Master's Thesis Defense: Charles Moloney
Wednesday, April 8
11 AM
AVH 103C
Zoom: https://unl.zoom.us/j/99153629726
"Leveraging Code Embeddings to Identify and Address Blind Spots in Benchmark Creation"
Formal software verification remains critical for early vulnerability detection, yet benchmarking these tools is costly and often reliant on centralized datasets such as SV-COMP. While such repositories enable standardized evaluation, they introduce risks of overfitting and bias, particularly due to first-party benchmark contributions. To address these limitations, we extend ARG-V, our tool for generating SV-COMP-compatible benchmarks from real-world Java code, with a novel approach of using code embedding techniques to selectively sample from mined code.
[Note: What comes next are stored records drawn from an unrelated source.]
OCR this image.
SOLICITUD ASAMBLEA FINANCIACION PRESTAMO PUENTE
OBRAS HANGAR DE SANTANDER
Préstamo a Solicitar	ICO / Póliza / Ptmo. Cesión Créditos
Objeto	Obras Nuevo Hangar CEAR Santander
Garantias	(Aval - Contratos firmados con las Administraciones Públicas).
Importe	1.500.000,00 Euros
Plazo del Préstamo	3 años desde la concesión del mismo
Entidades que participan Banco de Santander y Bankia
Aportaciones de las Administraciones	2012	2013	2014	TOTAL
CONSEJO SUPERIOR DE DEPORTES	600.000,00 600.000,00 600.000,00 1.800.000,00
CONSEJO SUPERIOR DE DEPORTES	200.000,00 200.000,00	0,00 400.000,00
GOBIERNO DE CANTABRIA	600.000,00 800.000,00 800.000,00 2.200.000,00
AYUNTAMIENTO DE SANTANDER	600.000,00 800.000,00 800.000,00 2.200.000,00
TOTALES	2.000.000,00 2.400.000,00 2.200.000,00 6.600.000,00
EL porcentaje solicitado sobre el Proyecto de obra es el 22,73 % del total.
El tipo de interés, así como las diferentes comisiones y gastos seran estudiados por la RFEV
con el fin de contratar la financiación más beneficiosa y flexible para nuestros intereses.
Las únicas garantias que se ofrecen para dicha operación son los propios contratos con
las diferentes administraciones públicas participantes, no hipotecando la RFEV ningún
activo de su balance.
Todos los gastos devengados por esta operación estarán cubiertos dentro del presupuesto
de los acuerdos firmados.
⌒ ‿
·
By leveraging Nomic Embed Code and a cosine-based Minimum Hyperspherical Energy (MHE) objective, we systematically select and transform benchmarks from scraped GitHub code that maximize embedding diversity and minimize redundancy with existing corpora. From 5,100 candidate files, we identify 86 new benchmarks and evaluate them against the state-of-the-art in Java verification. We demonstrate that proposed benchmarks significantly increase verification difficulty for all four of the leading Java verifiers at SV-COMP 2026, observing a notable decline in verifier accuracy for all verifiers across both assertion safety and exception detection tasks. Qualitative analysis further demonstrates the new benchmarks selected with Minimum Hyperspherical Energy introduce and address numerous "blind spots" for Java features in the SV-COMP corpus, including lambdas, streams, and GUI libraries. These findings highlight the potential of embedding-driven benchmark selection to improve the diversity, realism, and evaluation rigor within software verification.
Committee:
Dr. Robert Dyer (chair)
Dr. Hamid Bagheri
Dr. Seth Polsley